Reading is fundamental. Well. . . C.C. sent this to me the other day goading me to submit some of my photographs to the contest.
"You're sure to win," he said.
Sure. So I did. It wasn't until later that I took a closer look at the ad.
Shit! I think I'm in trouble now.
When I told C.C., of course, he laughed.
"You'll win, surely. Have I ever steered you wrong?"
"Right. You're my huckleberry."
One must be ever-so careful who one chooses to be his life coach. Life is full of just such choices.
It is hot here in the rainy south now. It is humid. People must have been mad to move here prior to refrigeration. What could possibly have been their motivation?
My father moved us here when most people's homes did not have air conditioning. Our own home did not have it until we got a window unit in the front room when I was twelve. All the houses in my neighborhood had jalousie windows with screens so that you could open them and have the greatest possible airflow. But the air didn't flow unless it was storming, and then you had to close the jalousies. Rather, a warm, damp air hung in the rooms of the house. What moved the air were fans. Or, in our case, fan. We had one. Why? Why only one? That's just how hillbillies live. I'm sure it never crossed their minds to buy another. So, as a kid, I would plant myself before the fan until my father would yell at me for blocking the air. At night, you went to bed in damp sheets and slept only because your fatigue from living in the heat was so great.
Later on, during my high school years, I lived again without air conditioning in a tiny, cracker house.

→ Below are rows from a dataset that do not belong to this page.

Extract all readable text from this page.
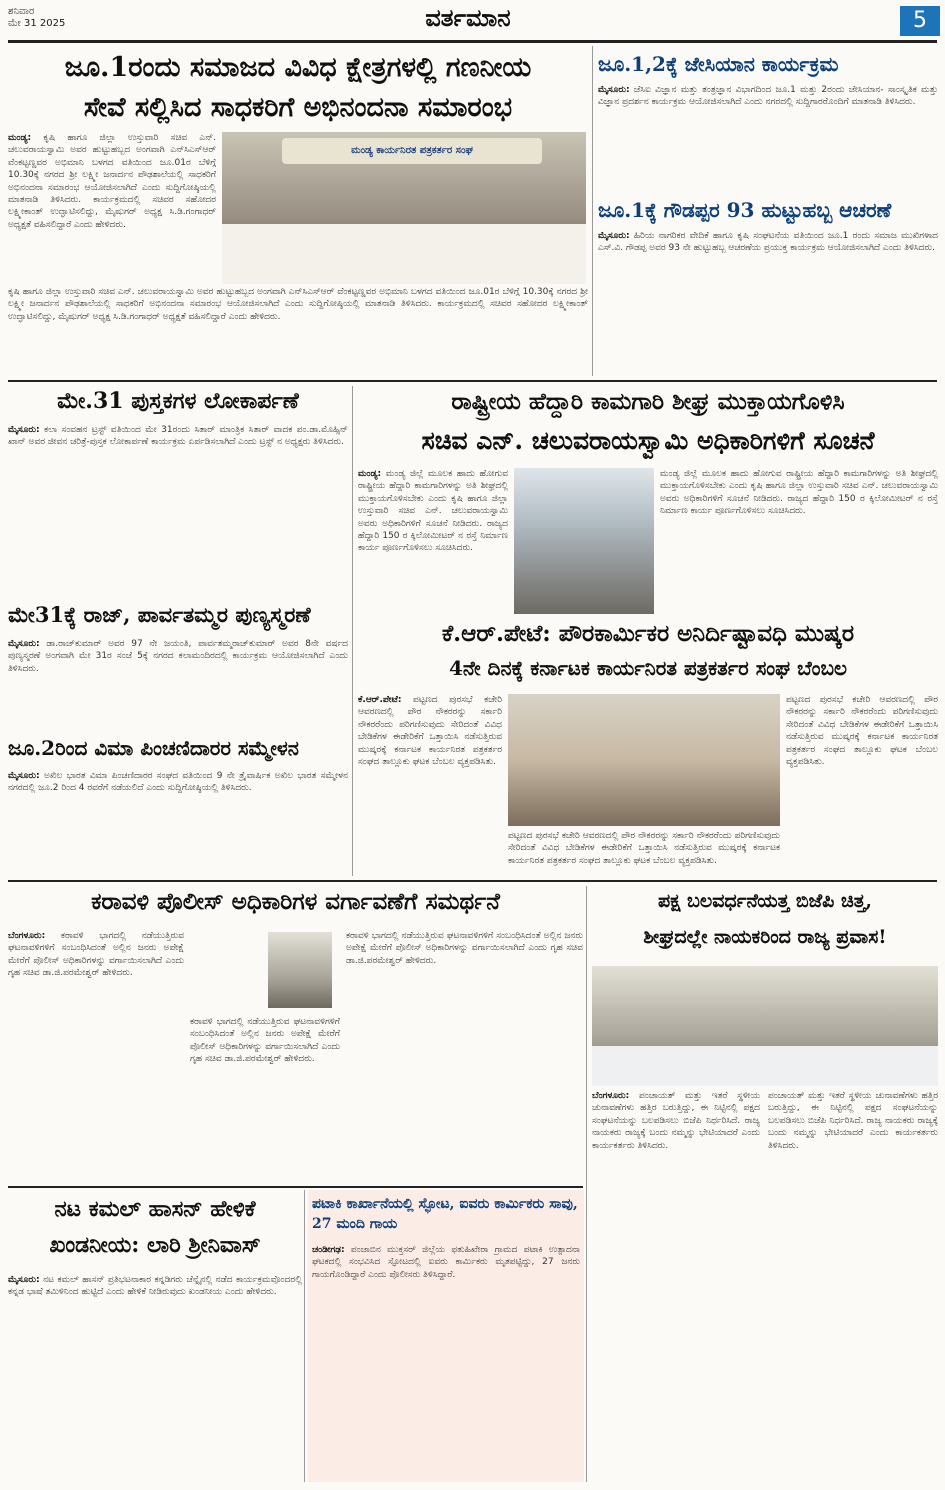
ಶನಿವಾರ
ಮೇ 31 2025	ವರ್ತಮಾನ	5
ಜೂ.1ರಂದು ಸಮಾಜದ ವಿವಿಧ ಕ್ಷೇತ್ರಗಳಲ್ಲಿ ಗಣನೀಯ
ಸೇವೆ ಸಲ್ಲಿಸಿದ ಸಾಧಕರಿಗೆ ಅಭಿನಂದನಾ ಸಮಾರಂಭ
ಮಂಡ್ಯ: ಕೃಷಿ ಹಾಗೂ ಜಿಲ್ಲಾ ಉಸ್ತುವಾರಿ ಸಚಿವ ಎನ್. ಚಲುವರಾಯಸ್ವಾಮಿ ಅವರ ಹುಟ್ಟುಹಬ್ಬದ ಅಂಗವಾಗಿ ಎನ್‌ಸಿಎಸ್‌ಆರ್ ವೆಂಕಟ್ಟಣ್ಣವರ ಅಭಿಮಾನಿ ಬಳಗದ ವತಿಯಿಂದ ಜೂ.01ರ ಬೆಳಿಗ್ಗೆ 10.30ಕ್ಕೆ ನಗರದ ಶ್ರೀ ಲಕ್ಷ್ಮೀ ಜನಾರ್ದನ ಪೌಢಶಾಲೆಯಲ್ಲಿ ಸಾಧಕರಿಗೆ ಅಭಿನಂದನಾ ಸಮಾರಂಭ ಆಯೋಜಿಸಲಾಗಿದೆ ಎಂದು ಸುದ್ದಿಗೋಷ್ಠಿಯಲ್ಲಿ ಮಾತನಾಡಿ ತಿಳಿಸಿದರು. ಕಾರ್ಯಕ್ರಮದಲ್ಲಿ ಸಚಿವರ ಸಹೋದರ ಲಕ್ಷ್ಮೀಕಾಂತ್ ಉದ್ಘಾಟಿಸಲಿದ್ದು, ಮೈಷುಗರ್ ಅಧ್ಯಕ್ಷ ಸಿ.ಡಿ.ಗಂಗಾಧರ್ ಅಧ್ಯಕ್ಷತೆ ವಹಿಸಲಿದ್ದಾರೆ ಎಂದು ಹೇಳಿದರು.
ಮಂಡ್ಯ ಕಾರ್ಯನಿರತ ಪತ್ರಕರ್ತರ ಸಂಘ
ಕೃಷಿ ಹಾಗೂ ಜಿಲ್ಲಾ ಉಸ್ತುವಾರಿ ಸಚಿವ ಎನ್. ಚಲುವರಾಯಸ್ವಾಮಿ ಅವರ ಹುಟ್ಟುಹಬ್ಬದ ಅಂಗವಾಗಿ ಎನ್‌ಸಿಎಸ್‌ಆರ್ ವೆಂಕಟ್ಟಣ್ಣವರ ಅಭಿಮಾನಿ ಬಳಗದ ವತಿಯಿಂದ ಜೂ.01ರ ಬೆಳಿಗ್ಗೆ 10.30ಕ್ಕೆ ನಗರದ ಶ್ರೀ ಲಕ್ಷ್ಮೀ ಜನಾರ್ದನ ಪೌಢಶಾಲೆಯಲ್ಲಿ ಸಾಧಕರಿಗೆ ಅಭಿನಂದನಾ ಸಮಾರಂಭ ಆಯೋಜಿಸಲಾಗಿದೆ ಎಂದು ಸುದ್ದಿಗೋಷ್ಠಿಯಲ್ಲಿ ಮಾತನಾಡಿ ತಿಳಿಸಿದರು. ಕಾರ್ಯಕ್ರಮದಲ್ಲಿ ಸಚಿವರ ಸಹೋದರ ಲಕ್ಷ್ಮೀಕಾಂತ್ ಉದ್ಘಾಟಿಸಲಿದ್ದು, ಮೈಷುಗರ್ ಅಧ್ಯಕ್ಷ ಸಿ.ಡಿ.ಗಂಗಾಧರ್ ಅಧ್ಯಕ್ಷತೆ ವಹಿಸಲಿದ್ದಾರೆ ಎಂದು ಹೇಳಿದರು.
ಜೂ.1,2ಕ್ಕೆ ಜೇಸಿಯಾನ ಕಾರ್ಯಕ್ರಮ
ಮೈಸೂರು: ಜೆಸಿಐ ವಿಜ್ಞಾನ ಮತ್ತು ತಂತ್ರಜ್ಞಾನ ವಿಭಾಗದಿಂದ ಜೂ.1 ಮತ್ತು 2ರಂದು ಜೇಸಿಯಾನ- ಸಾಂಸ್ಕೃತಿಕ ಮತ್ತು ವಿಜ್ಞಾನ ಪ್ರದರ್ಶನ ಕಾರ್ಯಕ್ರಮ ಆಯೋಜಿಸಲಾಗಿದೆ ಎಂದು ನಗರದಲ್ಲಿ ಸುದ್ದಿಗಾರರೊಂದಿಗೆ ಮಾತನಾಡಿ ತಿಳಿಸಿದರು.
ಜೂ.1ಕ್ಕೆ ಗೌಡಪ್ಪರ 93 ಹುಟ್ಟುಹಬ್ಬ ಆಚರಣೆ
ಮೈಸೂರು: ಹಿರಿಯ ನಾಗರಿಕರ ವೇದಿಕೆ ಹಾಗೂ ಕೃಷಿ ಸಂಘಟನೆಯ ವತಿಯಿಂದ ಜೂ.1 ರಂದು ಸಮಾಜ ಮುಖಿಗಳಾದ ಎಸ್.ವಿ. ಗೌಡಪ್ಪ ಅವರ 93 ನೇ ಹುಟ್ಟುಹಬ್ಬ ಆಚರಣೆಯ ಪ್ರಯುಕ್ತ ಕಾರ್ಯಕ್ರಮ ಆಯೋಜಿಸಲಾಗಿದೆ ಎಂದು ತಿಳಿಸಿದರು.
ಮೇ.31 ಪುಸ್ತಕಗಳ ಲೋಕಾರ್ಪಣೆ
ಮೈಸೂರು: ಕಲಾ ಸಂವಹನ ಟ್ರಸ್ಟ್ ವತಿಯಿಂದ ಮೇ 31ರಂದು ಸಿತಾರ್ ಮಾಂತ್ರಿಕ ಸಿತಾರ್ ವಾದಕ ಪಂ.ಡಾ.ಮೊಹ್ಸಿನ್ ಖಾನ್ ಅವರ ಜೀವನ ಚರಿತ್ರೆ-ಪುಸ್ತಕ ಲೋಕಾರ್ಪಣೆ ಕಾರ್ಯಕ್ರಮ ಏರ್ಪಡಿಸಲಾಗಿದೆ ಎಂದು ಟ್ರಸ್ಟ್ ನ ಅಧ್ಯಕ್ಷರು ತಿಳಿಸಿದರು.
ಮೇ31ಕ್ಕೆ ರಾಜ್, ಪಾರ್ವತಮ್ಮರ ಪುಣ್ಯಸ್ಮರಣೆ
ಮೈಸೂರು: ಡಾ.ರಾಜ್‌ಕುಮಾರ್ ಅವರ 97 ನೇ ಜಯಂತಿ, ಪಾರ್ವತಮ್ಮರಾಜ್‌ಕುಮಾರ್ ಅವರ 8ನೇ ವರ್ಷದ ಪುಣ್ಯಸ್ಮರಣೆ ಅಂಗವಾಗಿ ಮೇ 31ರ ಸಂಜೆ 5ಕ್ಕೆ ನಗರದ ಕಲಾಮಂದಿರದಲ್ಲಿ ಕಾರ್ಯಕ್ರಮ ಆಯೋಜಿಸಲಾಗಿದೆ ಎಂದು ತಿಳಿಸಿದರು.
ಜೂ.2ರಿಂದ ವಿಮಾ ಪಿಂಚಣಿದಾರರ ಸಮ್ಮೇಳನ
ಮೈಸೂರು: ಅಖಿಲ ಭಾರತ ವಿಮಾ ಪಿಂಚಣಿದಾರರ ಸಂಘದ ವತಿಯಿಂದ 9 ನೇ ತ್ರೈವಾರ್ಷಿಕ ಅಖಿಲ ಭಾರತ ಸಮ್ಮೇಳನ ನಗರದಲ್ಲಿ ಜೂ.2 ರಿಂದ 4 ರವರೆಗೆ ನಡೆಯಲಿದೆ ಎಂದು ಸುದ್ದಿಗೋಷ್ಠಿಯಲ್ಲಿ ತಿಳಿಸಿದರು.
ರಾಷ್ಟ್ರೀಯ ಹೆದ್ದಾರಿ ಕಾಮಗಾರಿ ಶೀಘ್ರ ಮುಕ್ತಾಯಗೊಳಿಸಿ
ಸಚಿವ ಎನ್. ಚಲುವರಾಯಸ್ವಾಮಿ ಅಧಿಕಾರಿಗಳಿಗೆ ಸೂಚನೆ
ಮಂಡ್ಯ: ಮಂಡ್ಯ ಜಿಲ್ಲೆ ಮೂಲಕ ಹಾದು ಹೋಗುವ ರಾಷ್ಟ್ರೀಯ ಹೆದ್ದಾರಿ ಕಾಮಗಾರಿಗಳನ್ನು ಅತಿ ಶೀಘ್ರದಲ್ಲಿ ಮುಕ್ತಾಯಗೊಳಿಸಬೇಕು ಎಂದು ಕೃಷಿ ಹಾಗೂ ಜಿಲ್ಲಾ ಉಸ್ತುವಾರಿ ಸಚಿವ ಎನ್. ಚಲುವರಾಯಸ್ವಾಮಿ ಅವರು ಅಧಿಕಾರಿಗಳಿಗೆ ಸೂಚನೆ ನೀಡಿದರು. ರಾಜ್ಯದ ಹೆದ್ದಾರಿ 150 ರ ಕ್ಕಿಲೋಮೀಟರ್ ನ ರಸ್ತೆ ನಿರ್ಮಾಣ ಕಾರ್ಯ ಪೂರ್ಣಗೊಳಿಸಲು ಸೂಚಿಸಿದರು.
ಮಂಡ್ಯ ಜಿಲ್ಲೆ ಮೂಲಕ ಹಾದು ಹೋಗುವ ರಾಷ್ಟ್ರೀಯ ಹೆದ್ದಾರಿ ಕಾಮಗಾರಿಗಳನ್ನು ಅತಿ ಶೀಘ್ರದಲ್ಲಿ ಮುಕ್ತಾಯಗೊಳಿಸಬೇಕು ಎಂದು ಕೃಷಿ ಹಾಗೂ ಜಿಲ್ಲಾ ಉಸ್ತುವಾರಿ ಸಚಿವ ಎನ್. ಚಲುವರಾಯಸ್ವಾಮಿ ಅವರು ಅಧಿಕಾರಿಗಳಿಗೆ ಸೂಚನೆ ನೀಡಿದರು. ರಾಜ್ಯದ ಹೆದ್ದಾರಿ 150 ರ ಕ್ಕಿಲೋಮೀಟರ್ ನ ರಸ್ತೆ ನಿರ್ಮಾಣ ಕಾರ್ಯ ಪೂರ್ಣಗೊಳಿಸಲು ಸೂಚಿಸಿದರು.
ಕೆ.ಆರ್.ಪೇಟೆ: ಪೌರಕಾರ್ಮಿಕರ ಅನಿರ್ದಿಷ್ಟಾವಧಿ ಮುಷ್ಕರ
4ನೇ ದಿನಕ್ಕೆ ಕರ್ನಾಟಕ ಕಾರ್ಯನಿರತ ಪತ್ರಕರ್ತರ ಸಂಘ ಬೆಂಬಲ
ಕೆ.ಆರ್.ಪೇಟೆ: ಪಟ್ಟಣದ ಪುರಸಭೆ ಕಚೇರಿ ಆವರಣದಲ್ಲಿ ಪೌರ ನೌಕರರನ್ನು ಸರ್ಕಾರಿ ನೌಕರರೆಂದು ಪರಿಗಣಿಸುವುದು ಸೇರಿದಂತೆ ವಿವಿಧ ಬೇಡಿಕೆಗಳ ಈಡೇರಿಕೆಗೆ ಒತ್ತಾಯಿಸಿ ನಡೆಸುತ್ತಿರುವ ಮುಷ್ಕರಕ್ಕೆ ಕರ್ನಾಟಕ ಕಾರ್ಯನಿರತ ಪತ್ರಕರ್ತರ ಸಂಘದ ತಾಲ್ಲೂಕು ಘಟಕ ಬೆಂಬಲ ವ್ಯಕ್ತಪಡಿಸಿತು.
ಪಟ್ಟಣದ ಪುರಸಭೆ ಕಚೇರಿ ಆವರಣದಲ್ಲಿ ಪೌರ ನೌಕರರನ್ನು ಸರ್ಕಾರಿ ನೌಕರರೆಂದು ಪರಿಗಣಿಸುವುದು ಸೇರಿದಂತೆ ವಿವಿಧ ಬೇಡಿಕೆಗಳ ಈಡೇರಿಕೆಗೆ ಒತ್ತಾಯಿಸಿ ನಡೆಸುತ್ತಿರುವ ಮುಷ್ಕರಕ್ಕೆ ಕರ್ನಾಟಕ ಕಾರ್ಯನಿರತ ಪತ್ರಕರ್ತರ ಸಂಘದ ತಾಲ್ಲೂಕು ಘಟಕ ಬೆಂಬಲ ವ್ಯಕ್ತಪಡಿಸಿತು.
ಪಟ್ಟಣದ ಪುರಸಭೆ ಕಚೇರಿ ಆವರಣದಲ್ಲಿ ಪೌರ ನೌಕರರನ್ನು ಸರ್ಕಾರಿ ನೌಕರರೆಂದು ಪರಿಗಣಿಸುವುದು ಸೇರಿದಂತೆ ವಿವಿಧ ಬೇಡಿಕೆಗಳ ಈಡೇರಿಕೆಗೆ ಒತ್ತಾಯಿಸಿ ನಡೆಸುತ್ತಿರುವ ಮುಷ್ಕರಕ್ಕೆ ಕರ್ನಾಟಕ ಕಾರ್ಯನಿರತ ಪತ್ರಕರ್ತರ ಸಂಘದ ತಾಲ್ಲೂಕು ಘಟಕ ಬೆಂಬಲ ವ್ಯಕ್ತಪಡಿಸಿತು.
ಕರಾವಳಿ ಪೊಲೀಸ್ ಅಧಿಕಾರಿಗಳ ವರ್ಗಾವಣೆಗೆ ಸಮರ್ಥನೆ
ಬೆಂಗಳೂರು: ಕರಾವಳಿ ಭಾಗದಲ್ಲಿ ನಡೆಯುತ್ತಿರುವ ಘಟನಾವಳಿಗಳಿಗೆ ಸಂಬಂಧಿಸಿದಂತೆ ಅಲ್ಲಿನ ಜನರು ಅಪೇಕ್ಷೆ ಮೇರೆಗೆ ಪೊಲೀಸ್ ಅಧಿಕಾರಿಗಳನ್ನು ವರ್ಗಾಯಿಸಲಾಗಿದೆ ಎಂದು ಗೃಹ ಸಚಿವ ಡಾ.ಜಿ.ಪರಮೇಶ್ವರ್ ಹೇಳಿದರು.
ಕರಾವಳಿ ಭಾಗದಲ್ಲಿ ನಡೆಯುತ್ತಿರುವ ಘಟನಾವಳಿಗಳಿಗೆ ಸಂಬಂಧಿಸಿದಂತೆ ಅಲ್ಲಿನ ಜನರು ಅಪೇಕ್ಷೆ ಮೇರೆಗೆ ಪೊಲೀಸ್ ಅಧಿಕಾರಿಗಳನ್ನು ವರ್ಗಾಯಿಸಲಾಗಿದೆ ಎಂದು ಗೃಹ ಸಚಿವ ಡಾ.ಜಿ.ಪರಮೇಶ್ವರ್ ಹೇಳಿದರು.
ಕರಾವಳಿ ಭಾಗದಲ್ಲಿ ನಡೆಯುತ್ತಿರುವ ಘಟನಾವಳಿಗಳಿಗೆ ಸಂಬಂಧಿಸಿದಂತೆ ಅಲ್ಲಿನ ಜನರು ಅಪೇಕ್ಷೆ ಮೇರೆಗೆ ಪೊಲೀಸ್ ಅಧಿಕಾರಿಗಳನ್ನು ವರ್ಗಾಯಿಸಲಾಗಿದೆ ಎಂದು ಗೃಹ ಸಚಿವ ಡಾ.ಜಿ.ಪರಮೇಶ್ವರ್ ಹೇಳಿದರು.
ಪಕ್ಷ ಬಲವರ್ಧನೆಯತ್ತ ಬಿಜೆಪಿ ಚಿತ್ತ,
ಶೀಘ್ರದಲ್ಲೇ ನಾಯಕರಿಂದ ರಾಜ್ಯ ಪ್ರವಾಸ!
ಬೆಂಗಳೂರು: ಪಂಚಾಯತ್ ಮತ್ತು ಇತರೆ ಸ್ಥಳೀಯ ಚುನಾವಣೆಗಳು ಹತ್ತಿರ ಬರುತ್ತಿದ್ದು, ಈ ನಿಟ್ಟಿನಲ್ಲಿ ಪಕ್ಷದ ಸಂಘಟನೆಯನ್ನು ಬಲಪಡಿಸಲು ಬಿಜೆಪಿ ನಿರ್ಧರಿಸಿದೆ. ರಾಜ್ಯ ನಾಯಕರು ರಾಜ್ಯಕ್ಕೆ ಬಂದು ನಮ್ಮನ್ನು ಭೇಟಿಯಾದರೆ ಎಂದು ಕಾರ್ಯಕರ್ತರು ತಿಳಿಸಿದರು.
ಪಂಚಾಯತ್ ಮತ್ತು ಇತರೆ ಸ್ಥಳೀಯ ಚುನಾವಣೆಗಳು ಹತ್ತಿರ ಬರುತ್ತಿದ್ದು, ಈ ನಿಟ್ಟಿನಲ್ಲಿ ಪಕ್ಷದ ಸಂಘಟನೆಯನ್ನು ಬಲಪಡಿಸಲು ಬಿಜೆಪಿ ನಿರ್ಧರಿಸಿದೆ. ರಾಜ್ಯ ನಾಯಕರು ರಾಜ್ಯಕ್ಕೆ ಬಂದು ನಮ್ಮನ್ನು ಭೇಟಿಯಾದರೆ ಎಂದು ಕಾರ್ಯಕರ್ತರು ತಿಳಿಸಿದರು.
ನಟ ಕಮಲ್ ಹಾಸನ್ ಹೇಳಿಕೆ
ಖಂಡನೀಯ: ಲಾರಿ ಶ್ರೀನಿವಾಸ್
ಮೈಸೂರು: ನಟ ಕಮಲ್ ಹಾಸನ್ ಪ್ರತಿಭಟನಾಕಾರ ಕನ್ನಡಿಗರು ಚೆನ್ನೈನಲ್ಲಿ ನಡೆದ ಕಾರ್ಯಕ್ರಮವೊಂದರಲ್ಲಿ ಕನ್ನಡ ಭಾಷೆ ತಮಿಳಿನಿಂದ ಹುಟ್ಟಿದೆ ಎಂದು ಹೇಳಿಕೆ ನೀಡಿರುವುದು ಖಂಡನೀಯ ಎಂದು ಹೇಳಿದರು.
ಪಟಾಕಿ ಕಾರ್ಖಾನೆಯಲ್ಲಿ ಸ್ಫೋಟ, ಐವರು ಕಾರ್ಮಿಕರು ಸಾವು, 27 ಮಂದಿ ಗಾಯ
ಚಂಡೀಗಢ: ಪಂಜಾಬಿನ ಮುಕ್ತಸರ್ ಜಿಲ್ಲೆಯ ಫತುಹಿಖೇರಾ ಗ್ರಾಮದ ಪಟಾಕಿ ಉತ್ಪಾದನಾ ಘಟಕದಲ್ಲಿ ಸಂಭವಿಸಿದ ಸ್ಫೋಟದಲ್ಲಿ ಐವರು ಕಾರ್ಮಿಕರು ಮೃತಪಟ್ಟಿದ್ದು, 27 ಜನರು ಗಾಯಗೊಂಡಿದ್ದಾರೆ ಎಂದು ಪೊಲೀಸರು ತಿಳಿಸಿದ್ದಾರೆ.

My father, by my own logic then, was surely mad. But we did have refrigeration. Even then, however, my parents were stingy. I was only allowed to use two ice cubes in a glass. Just two. Why? I guess the didn't like emptying and refilling the ice trays in the small freezer. My drinks were never really cold.
"Would you like a nice, cool soda?"
The ice cream truck would come down the street before sunset. When kids heard the tinkle of cheesy music spilling from its PA speaker, they'd start screaming.
"GIVE ME A NICKLE, GIVE ME A NICKLE!"
The big, public swimming pools were a treat if you could get your parents to take you. Otherwise, it was playing in the sprinkler.
And still, kids didn't want to take a bath. We must have been stinky little animals.
Dogs didn't move much. They sought the coolest shade they could find. I lived in a redneck neighborhood, so there were no cats.
These were "the good old days." And they were. People played cards, drank beer and martinis, smoked cigarettes, and listened to the transistor radio.
Some people, anyway. But there was plenty of evil.
And weirdness. I went to school with kids who had hare lips, water heads, crossed eyes, buck teeth, and leg braces due to polio. We all had big round scars on our arms from getting the smallpox vaccine. Vaccines were then becoming a thing, but just, and kids got measles, mumps, and chickenpox. We were constantly on the lookout for tetanus. If you got "lockjaw," you were done for. Malaria was a thing still in the southern U.S., so mosquito trucks came around at night spraying DDT. Airplanes dropped other poisons from the sky to stop the spread of crop destroying insects.
Sex was a dirty, forbidden mystery. If we could, we'd sneak somebody's father's Playboy magazines or, later, watch those three minute 8mm movie reels of sloppy strippers.
Black and white television and portable record players.
What got me going on this? Starting Monday morning, I will be working in this incredibly stupid heat. I don't want to. I'd rather be on vacation like everybody else. As I've said before, somebody has used the hoo-doo on me. I've been cursed.
O.K. I'm being dramatic. I always wanted to be an African adventurer when I was a kid. Or, like a Kipling character, some ne'er do well rousting about India.
It looked good, anyway, in books and movies.
See? People could have fun without refrigeration. That's a really good movie. If you haven't seen it, I would highly recommend it. Pre-code.
When earthy prostitute Vantine (Jean Harlow) arrives at Dennis Carson's (Clark Gable) rubber plantation in Indochina, she initiates a steamy affair with the rugged foreman, but is sent packing when the passion cools. Soon Dennis is joined by new employee Gary (Gene Raymond) and his classy but high-strung wife, Barbara (Mary Astor), who falls into Dennis' arms while her husband is away. When Vantine returns, Dennis must decide between the refined adulteress and the tramp with the heart of gold.
Hell, the movie was so good, twenty years later, they made it again, this time set in Africa.
O.K. That's it. No more riffing. I need to get a start on the day. Nothing gets done without doing it.